SHOT Show has been held for 40 years, half that time in Las Vegas, and this year’s gathering was scheduled well before the bloodshed last fall. It will have some 13 miles of aisles featuring products from more than 1,700 companies. More than 65,000 visitors are expected at the gathering, a place where connections are made and deals worth millions are struck.
The general public is not allowed to roam the aisles; the only people who can attend are those with direct ties to the industry: manufacturers and dealers of firearms or associated products. Although a few reporters from general-interest news organizations attended in recent years, NSSF this year restricted access to about 2,500 journalists from trade publications and media.

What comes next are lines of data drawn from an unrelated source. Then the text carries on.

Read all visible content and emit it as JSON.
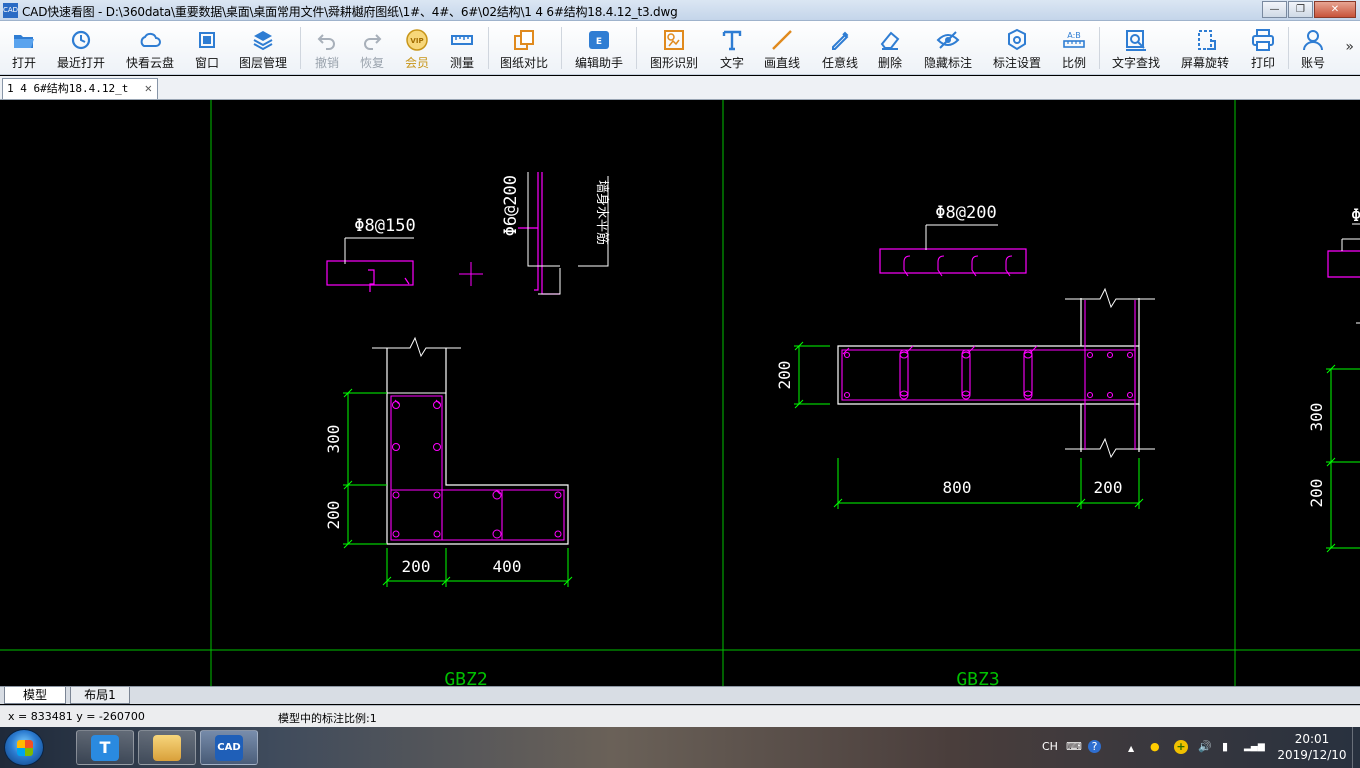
{
  "window": {
    "title": "CAD快速看图 - D:\\360data\\重要数据\\桌面\\桌面常用文件\\舜耕樾府图纸\\1#、4#、6#\\02结构\\1 4 6#结构18.4.12_t3.dwg",
    "icon_text": "CAD",
    "minimize": "—",
    "maximize": "❐",
    "close": "✕"
  },
  "toolbar": {
    "items": [
      {
        "label": "打开",
        "icon": "open-folder-icon",
        "color": "#2f7dd3"
      },
      {
        "label": "最近打开",
        "icon": "recent-history-icon",
        "color": "#2f7dd3"
      },
      {
        "label": "快看云盘",
        "icon": "cloud-icon",
        "color": "#2f7dd3"
      },
      {
        "label": "窗口",
        "icon": "window-icon",
        "color": "#2f7dd3"
      },
      {
        "label": "图层管理",
        "icon": "layers-icon",
        "color": "#2f7dd3"
      },
      {
        "label": "撤销",
        "icon": "undo-icon",
        "color": "#a8b0ba"
      },
      {
        "label": "恢复",
        "icon": "redo-icon",
        "color": "#a8b0ba"
      },
      {
        "label": "会员",
        "icon": "vip-icon",
        "color": "#c8961a"
      },
      {
        "label": "测量",
        "icon": "measure-icon",
        "color": "#2f7dd3"
      },
      {
        "label": "图纸对比",
        "icon": "compare-icon",
        "color": "#e08a1e"
      },
      {
        "label": "编辑助手",
        "icon": "edit-assistant-icon",
        "color": "#2f7dd3"
      },
      {
        "label": "图形识别",
        "icon": "shape-recognition-icon",
        "color": "#e08a1e"
      },
      {
        "label": "文字",
        "icon": "text-icon",
        "color": "#2f7dd3"
      },
      {
        "label": "画直线",
        "icon": "line-icon",
        "color": "#e08a1e"
      },
      {
        "label": "任意线",
        "icon": "freehand-icon",
        "color": "#2f7dd3"
      },
      {
        "label": "删除",
        "icon": "eraser-icon",
        "color": "#2f7dd3"
      },
      {
        "label": "隐藏标注",
        "icon": "hide-annotation-icon",
        "color": "#2f7dd3"
      },
      {
        "label": "标注设置",
        "icon": "annotation-settings-icon",
        "color": "#2f7dd3"
      },
      {
        "label": "比例",
        "icon": "scale-icon",
        "color": "#2f7dd3"
      },
      {
        "label": "文字查找",
        "icon": "text-search-icon",
        "color": "#2f7dd3"
      },
      {
        "label": "屏幕旋转",
        "icon": "screen-rotate-icon",
        "color": "#2f7dd3"
      },
      {
        "label": "打印",
        "icon": "print-icon",
        "color": "#2f7dd3"
      },
      {
        "label": "账号",
        "icon": "account-icon",
        "color": "#2f7dd3"
      }
    ],
    "more": "»"
  },
  "tabs": {
    "document": "1 4 6#结构18.4.12_t",
    "close": "✕"
  },
  "drawing": {
    "colors": {
      "frame": "#00c000",
      "dimension": "#00ff00",
      "outline": "#ffffff",
      "rebar": "#ff00ff"
    },
    "texts": {
      "gbz2_rebar": "Φ8@150",
      "tie_rebar": "Φ6@200",
      "horiz_rebar_note": "墙身水平筋",
      "gbz3_rebar": "Φ8@200",
      "dim_300": "300",
      "dim_200_v": "200",
      "dim_200_h": "200",
      "dim_400": "400",
      "dim_200_gbz3_v": "200",
      "dim_800": "800",
      "dim_200_gbz3_h": "200",
      "right_dim_300": "300",
      "right_dim_200": "200",
      "label_gbz2": "GBZ2",
      "label_gbz3": "GBZ3",
      "right_partial": "Φ"
    }
  },
  "layout_tabs": [
    "模型",
    "布局1"
  ],
  "status": {
    "coords": "x = 833481  y = -260700",
    "scale": "模型中的标注比例:1"
  },
  "taskbar": {
    "apps": [
      {
        "name": "text-app",
        "glyph": "T",
        "color": "#2a8ae0"
      },
      {
        "name": "file-explorer",
        "glyph": "",
        "color": "#e8b84a"
      },
      {
        "name": "cad-viewer",
        "glyph": "CAD",
        "color": "#1f5fb8"
      }
    ],
    "tray": {
      "ime": "CH",
      "keyboard": "⌨",
      "help": "?",
      "expand": "▲",
      "qq": "●",
      "add": "+",
      "volume": "🔊",
      "battery": "▮",
      "signal": "▂▄▆"
    },
    "time": "20:01",
    "date": "2019/12/10"
  }
}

The show’s location and timing 3½ months after Stephen Paddock’s murderous attack have heightened awareness of the event.

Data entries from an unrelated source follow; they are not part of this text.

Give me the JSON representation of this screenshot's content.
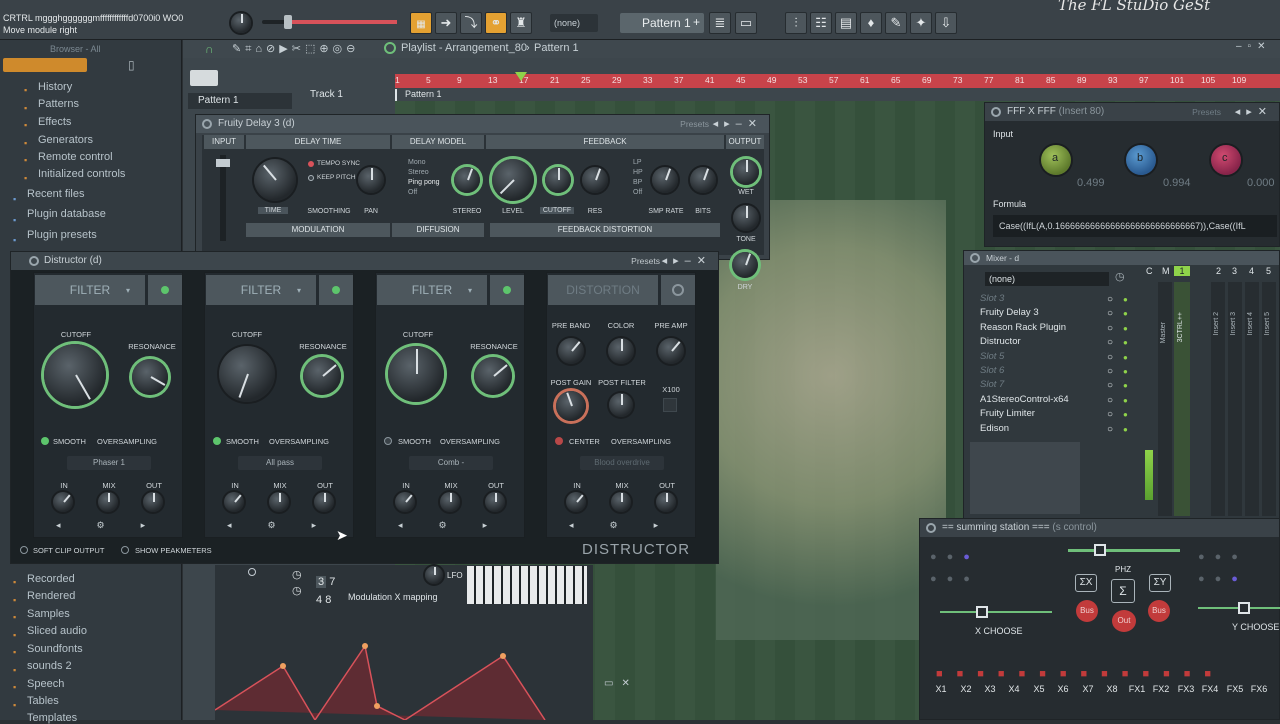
{
  "status": {
    "hint_title": "CRTRL mggghggggggmffffffffffffd0700i0 WO0",
    "hint_text": "Move module right"
  },
  "toolbar": {
    "pattern_mode": "(none)",
    "pattern": "Pattern 1",
    "watermark": "The FL StuDio GeSt"
  },
  "browser": {
    "title": "Browser - All",
    "items": [
      "History",
      "Patterns",
      "Effects",
      "Generators",
      "Remote control",
      "Initialized controls",
      "Recent files",
      "Plugin database",
      "Plugin presets"
    ],
    "items_bottom": [
      "Recorded",
      "Rendered",
      "Samples",
      "Sliced audio",
      "Soundfonts",
      "sounds 2",
      "Speech",
      "Tables",
      "Templates"
    ]
  },
  "playlist": {
    "title": "Playlist - Arrangement_80",
    "pattern": "Pattern 1",
    "track": "Track 1",
    "clip": "Pattern 1",
    "ruler": [
      "1",
      "5",
      "9",
      "13",
      "17",
      "21",
      "25",
      "29",
      "33",
      "37",
      "41",
      "45",
      "49",
      "53",
      "57",
      "61",
      "65",
      "69",
      "73",
      "77",
      "81",
      "85",
      "89",
      "93",
      "97",
      "101",
      "105",
      "109"
    ]
  },
  "fruity_delay": {
    "title": "Fruity Delay 3",
    "tag": "(d)",
    "presets": "Presets",
    "sections": {
      "input": "INPUT",
      "delay_time": "DELAY TIME",
      "delay_model": "DELAY MODEL",
      "feedback": "FEEDBACK",
      "output": "OUTPUT",
      "modulation": "MODULATION",
      "diffusion": "DIFFUSION",
      "feedback_distortion": "FEEDBACK DISTORTION"
    },
    "tempo_sync": "TEMPO SYNC",
    "keep_pitch": "KEEP PITCH",
    "time": "TIME",
    "smoothing": "SMOOTHING",
    "pan": "PAN",
    "models": [
      "Mono",
      "Stereo",
      "Ping pong",
      "Off"
    ],
    "stereo": "STEREO",
    "level": "LEVEL",
    "cutoff": "CUTOFF",
    "res": "RES",
    "filters": [
      "LP",
      "HP",
      "BP",
      "Off"
    ],
    "smp_rate": "SMP RATE",
    "bits": "BITS",
    "wet": "WET",
    "tone": "TONE",
    "dry": "DRY"
  },
  "distructor": {
    "title": "Distructor",
    "tag": "(d)",
    "presets": "Presets",
    "brand": "DISTRUCTOR",
    "soft_clip": "SOFT CLIP OUTPUT",
    "show_peak": "SHOW PEAKMETERS",
    "modules": [
      {
        "type": "FILTER",
        "k1": "CUTOFF",
        "k2": "RESONANCE",
        "toggle": "SMOOTH",
        "os": "OVERSAMPLING",
        "mode": "Phaser 1"
      },
      {
        "type": "FILTER",
        "k1": "CUTOFF",
        "k2": "RESONANCE",
        "toggle": "SMOOTH",
        "os": "OVERSAMPLING",
        "mode": "All pass"
      },
      {
        "type": "FILTER",
        "k1": "CUTOFF",
        "k2": "RESONANCE",
        "toggle": "SMOOTH",
        "os": "OVERSAMPLING",
        "mode": "Comb -"
      },
      {
        "type": "DISTORTION",
        "k1": "PRE BAND",
        "k2": "COLOR",
        "k3": "PRE AMP",
        "k4": "POST GAIN",
        "k5": "POST FILTER",
        "k6": "X100",
        "toggle": "CENTER",
        "os": "OVERSAMPLING",
        "mode": "Blood overdrive"
      }
    ],
    "io": [
      "IN",
      "MIX",
      "OUT"
    ]
  },
  "fff": {
    "title": "FFF X FFF",
    "tag": "(Insert 80)",
    "presets": "Presets",
    "input": "Input",
    "knobs": [
      {
        "name": "a",
        "value": "0.499",
        "color": "#8fb04a"
      },
      {
        "name": "b",
        "value": "0.994",
        "color": "#3f7fc0"
      },
      {
        "name": "c",
        "value": "0.000",
        "color": "#b8365a"
      }
    ],
    "formula_label": "Formula",
    "formula": "Case((IfL(A,0.16666666666666666666666666667)),Case((IfL"
  },
  "mixer": {
    "title": "Mixer - d",
    "preset": "(none)",
    "slots": [
      {
        "name": "Slot 3",
        "dim": true
      },
      {
        "name": "Fruity Delay 3",
        "dim": false
      },
      {
        "name": "Reason Rack Plugin",
        "dim": false
      },
      {
        "name": "Distructor",
        "dim": false
      },
      {
        "name": "Slot 5",
        "dim": true
      },
      {
        "name": "Slot 6",
        "dim": true
      },
      {
        "name": "Slot 7",
        "dim": true
      },
      {
        "name": "A1StereoControl-x64",
        "dim": false
      },
      {
        "name": "Fruity Limiter",
        "dim": false
      },
      {
        "name": "Edison",
        "dim": false
      }
    ],
    "channels": [
      "C",
      "M",
      "1",
      "2",
      "3",
      "4",
      "5"
    ],
    "strips": [
      "Master",
      "3CTRL++",
      "Insert 2",
      "Insert 3",
      "Insert 4",
      "Insert 5"
    ]
  },
  "summing": {
    "title": "== summing station ===",
    "tag": "(s control)",
    "phz": "PHZ",
    "sum_x": "ΣX",
    "sum": "Σ",
    "sum_y": "ΣY",
    "bus": "Bus",
    "out": "Out",
    "x_choose": "X CHOOSE",
    "y_choose": "Y CHOOSE",
    "buttons": [
      "X1",
      "X2",
      "X3",
      "X4",
      "X5",
      "X6",
      "X7",
      "X8",
      "FX1",
      "FX2",
      "FX3",
      "FX4",
      "FX5",
      "FX6"
    ]
  },
  "mod": {
    "lfo": "LFO",
    "mapping": "Modulation X mapping",
    "nums": [
      "3",
      "7",
      "4",
      "8"
    ]
  },
  "colors": {
    "green": "#6fbf7a",
    "accent_red": "#d8525a",
    "ruler_red": "#c8434a"
  }
}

Michael Bazinet, NSSF director of public affairs, said that while those attending are well aware of the tragedy that occurred nearby, “they also know that legal gun ownership and the lawful commerce of arms is something quite removed from the act of an individual such as this. And that’s not to diminish the tragedy at all. But people come to the show do make that distinction.”
The show comes as the gun industry’s fortunes have waned after nearly a decade of unprecedented sales. No longer concerned about the federal government restricting gun rights, Americans have scaled back their firearm-buying sprees.
When SHOT Show, which stands for Shooting, Hunting and Outdoor Trade, was launched, its emphasis was on hunting and the outdoors. Over the decades, it has evolved and grown and now has huge sections devoted to the law enforcement and military community. No sales are allowed at the show, firing pins are removed from all guns on display, and there is no live ammunition.
There are so many companies that want to exhibit, there isn’t enough space. The waiting list is several hundred names long.
Kevin Michalowski, executive editor of Concealed Carry Magazine, has been going to SHOT Show for more than a decade and said he doesn’t anticipate this year’s event will have a different feel from other years. He said it’s a close-knit industry accustomed to being put under the microscope by the media and by gun-control advocates.
“This is not just a group of redneck gun owners as are often portrayed by the mainstream media. This is serious business,” he said. “Millions and millions of dollars are exchanged, and it helps the economies of many, many states, it helps the economy of the U.S.”